A Matter of Difference


His breathing is loud and heavy, in unison with the swinging pendulum in the next room. The darkness calls attention to sounds you cannot see. He moves through his sleep like a steamship through a dark ocean. His huge chest presses against my shoulder - I am pinned under the beat of his heart. His left leg is wrapped around mine. I can feel the silky hairs from his body against me, making me warmer than I want to be. He is always warm. Hot. He is well protected. A man that doesn't need a coat in the winter. I do not wish to disturb him, so I wait.

He is turning now, like a ship changing its course. His body stretches across - his arm goes up and out, taking the blanket he doesn't want. He also tries to take me, but somehow, quietly, I slip away. It's easy to slip away from a sleeping man. I turn on the light to smoke and to contemplate this beastly thing that keeps me awake.

He lies on his back now, occasionally snorting, as if to remind me of how strong he is. His arms stretched across, palms up; his hands show that he builds things. First he builds them on paper, and then with his hands. I lean forward to feel the hard callous on his thumb. I rub it gently and his fingers flinch at my touch. These calloused hands have touched me everywhere, have taken me aboard, have kept me afloat. My hands, he says, "are like a little girl's." Time stands still for this man.

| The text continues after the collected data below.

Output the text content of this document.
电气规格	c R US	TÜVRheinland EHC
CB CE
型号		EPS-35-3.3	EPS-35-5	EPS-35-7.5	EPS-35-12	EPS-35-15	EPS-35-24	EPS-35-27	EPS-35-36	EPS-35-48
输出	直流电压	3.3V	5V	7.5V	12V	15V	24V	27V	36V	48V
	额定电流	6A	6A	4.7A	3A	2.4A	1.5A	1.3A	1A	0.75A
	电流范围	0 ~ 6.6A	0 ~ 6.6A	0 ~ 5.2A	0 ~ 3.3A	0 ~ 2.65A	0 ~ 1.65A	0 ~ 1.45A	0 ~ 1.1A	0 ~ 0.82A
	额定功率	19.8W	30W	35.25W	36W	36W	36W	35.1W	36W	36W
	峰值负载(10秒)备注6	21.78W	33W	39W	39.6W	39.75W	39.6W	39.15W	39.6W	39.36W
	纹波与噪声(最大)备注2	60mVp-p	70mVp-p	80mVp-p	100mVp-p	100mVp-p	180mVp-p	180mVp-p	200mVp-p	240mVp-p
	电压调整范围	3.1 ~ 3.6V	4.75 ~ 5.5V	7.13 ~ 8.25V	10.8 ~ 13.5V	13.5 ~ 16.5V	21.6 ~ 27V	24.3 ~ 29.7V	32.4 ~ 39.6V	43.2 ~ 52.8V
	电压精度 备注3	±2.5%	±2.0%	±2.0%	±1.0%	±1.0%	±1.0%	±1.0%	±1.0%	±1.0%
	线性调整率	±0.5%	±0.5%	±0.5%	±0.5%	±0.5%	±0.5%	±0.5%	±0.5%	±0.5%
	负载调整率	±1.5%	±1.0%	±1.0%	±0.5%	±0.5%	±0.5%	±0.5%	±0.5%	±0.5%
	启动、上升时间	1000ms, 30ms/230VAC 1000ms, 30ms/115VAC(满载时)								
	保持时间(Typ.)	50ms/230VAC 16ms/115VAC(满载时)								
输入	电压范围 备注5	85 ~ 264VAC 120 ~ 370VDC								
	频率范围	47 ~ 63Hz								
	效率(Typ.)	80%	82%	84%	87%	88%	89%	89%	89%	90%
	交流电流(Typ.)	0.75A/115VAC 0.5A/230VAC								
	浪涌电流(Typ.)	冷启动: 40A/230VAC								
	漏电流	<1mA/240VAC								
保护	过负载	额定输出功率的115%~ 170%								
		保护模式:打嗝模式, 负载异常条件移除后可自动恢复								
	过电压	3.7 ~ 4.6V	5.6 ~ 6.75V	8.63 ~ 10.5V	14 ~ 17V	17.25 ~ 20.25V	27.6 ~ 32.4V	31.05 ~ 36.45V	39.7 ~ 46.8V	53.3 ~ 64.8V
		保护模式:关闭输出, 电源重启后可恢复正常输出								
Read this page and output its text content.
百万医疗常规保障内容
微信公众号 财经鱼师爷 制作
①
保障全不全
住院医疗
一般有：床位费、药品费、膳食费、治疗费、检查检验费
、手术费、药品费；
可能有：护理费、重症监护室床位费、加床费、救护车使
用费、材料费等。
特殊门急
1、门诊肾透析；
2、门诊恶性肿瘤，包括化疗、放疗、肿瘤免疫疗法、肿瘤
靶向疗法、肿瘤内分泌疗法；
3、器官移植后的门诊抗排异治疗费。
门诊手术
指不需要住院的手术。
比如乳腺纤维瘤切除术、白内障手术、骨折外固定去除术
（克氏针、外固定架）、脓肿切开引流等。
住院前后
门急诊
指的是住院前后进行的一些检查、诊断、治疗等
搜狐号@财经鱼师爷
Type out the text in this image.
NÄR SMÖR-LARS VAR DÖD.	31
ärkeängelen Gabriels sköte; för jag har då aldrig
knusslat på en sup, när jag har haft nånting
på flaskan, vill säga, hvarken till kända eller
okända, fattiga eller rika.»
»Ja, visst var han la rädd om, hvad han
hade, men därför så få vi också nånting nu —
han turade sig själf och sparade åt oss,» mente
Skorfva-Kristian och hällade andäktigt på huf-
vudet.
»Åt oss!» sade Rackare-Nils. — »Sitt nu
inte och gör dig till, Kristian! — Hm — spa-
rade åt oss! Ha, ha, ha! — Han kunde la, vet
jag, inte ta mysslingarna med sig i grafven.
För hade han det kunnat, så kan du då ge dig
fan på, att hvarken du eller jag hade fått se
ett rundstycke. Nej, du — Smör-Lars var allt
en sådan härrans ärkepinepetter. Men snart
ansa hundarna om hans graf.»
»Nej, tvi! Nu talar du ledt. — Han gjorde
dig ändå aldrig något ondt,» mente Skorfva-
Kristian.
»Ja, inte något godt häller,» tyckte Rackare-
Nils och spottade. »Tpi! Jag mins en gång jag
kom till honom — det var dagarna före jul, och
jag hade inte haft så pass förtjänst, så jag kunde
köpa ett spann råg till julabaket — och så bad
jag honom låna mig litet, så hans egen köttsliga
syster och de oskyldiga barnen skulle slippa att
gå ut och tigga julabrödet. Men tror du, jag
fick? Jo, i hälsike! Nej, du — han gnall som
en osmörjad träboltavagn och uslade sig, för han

Years ago I left him. I left him to think. "For something more," I said. He understood; he waited, although he didn't wait long. I cannot picture, as I look down now at his pulsating chest, nor can I imagine, vitality in waiting. It seems to me that God made him huge to meet the demands in his life. To be the navigator.

I am a woman born in the wrong time. I am jealous of his leadership. I become irritated when the dog listens to him and not to me. It is difficult for me to accept my female ways. There are times when I am weaker, more female. When he rolls around in the grass with the St. Bernard or carries the children about on his shoulders, I again am jealous. Not only do I want to be the dog or his child, to be whatever he touches, but even more strange, I want to be him.

I look now at my tamer, my leader, his jaw is relaxed, leaving his mouth open. Once, he left me. He traveled across the Atlantic into the Mediterranean, to an island so small I couldn't find it on the map. He was too late. His father, already dead, was being carried from the church on a canvas stretcher. Two weeks later he returned home. His skin was brown. His eyes were vacant, sad. All of his energy seemed to have been drained. The dog ran away twice that week. The children became irritable. Night after night he came home, too tired to talk. He grew calluses to cut off the vessels to his mind. I envy his power to live alone with pain. Damn it, why must I be a woman possessed by this need to share? My frustration looms: I confuse his silence with rejection, my capacity is like that of a sponge - I absorb his sorrow, and the silence causes me to think we are shipwrecked.

Several nights later, his tan almost gone, he waited for me in bed. His feelings poured from him like a wave being released from a dam. He had carried his father on a stretcher from the church to the cemetery. It was hot, dry and white. The heat escaping from the red earth was vaporizing before his eyes. They had dressed his father in a faded black suit. His father's hands were tied down with rope to the wooden frame of the stretcher. A white handkerchief was tied under his chin and knotted at the skull. "They buried him that way," he said. "It seemed so barbaric. No embalming, no coffin, nothing." They had removed the ropes from his father's hands and the cloth from around his head before he was lowered into the ground. Since then, all he could think of was the way his father's mouth fell open, and the way his arms and legs were twitching and jerking.

When he dies, he said, he wants to be cremated; to just "go away." His head was in my arms, heavy against my chest. My breast was wet from his tears. We moved together that night, the tugboat pulling the steamship home.

I reach out to close his mouth. He grabs hold of my wrist and mumbles in his sleep, "Come to bed." I touch the silver hairs near his temple. His eyes are opening, squinting at me. He says, "Can't sleep?" I say, still thinking of his father, "I don't want to grow old and die."

"Which is it?" he asks, "the growing old or the dying that you don't want?" He has the ability to dismiss my seriousness, to somehow make nothing of my words. It is the cord between us that offsets my nature. He reaches out and shuts the light. He brings me into his chest, his arms are wrapped around me, anchoring me to his strength. He says, "Don't worry, I'll never let you die." And like a child who wakes from a bad dream to the sound of its mother's voice, saying that dreams do not come true, I believe him.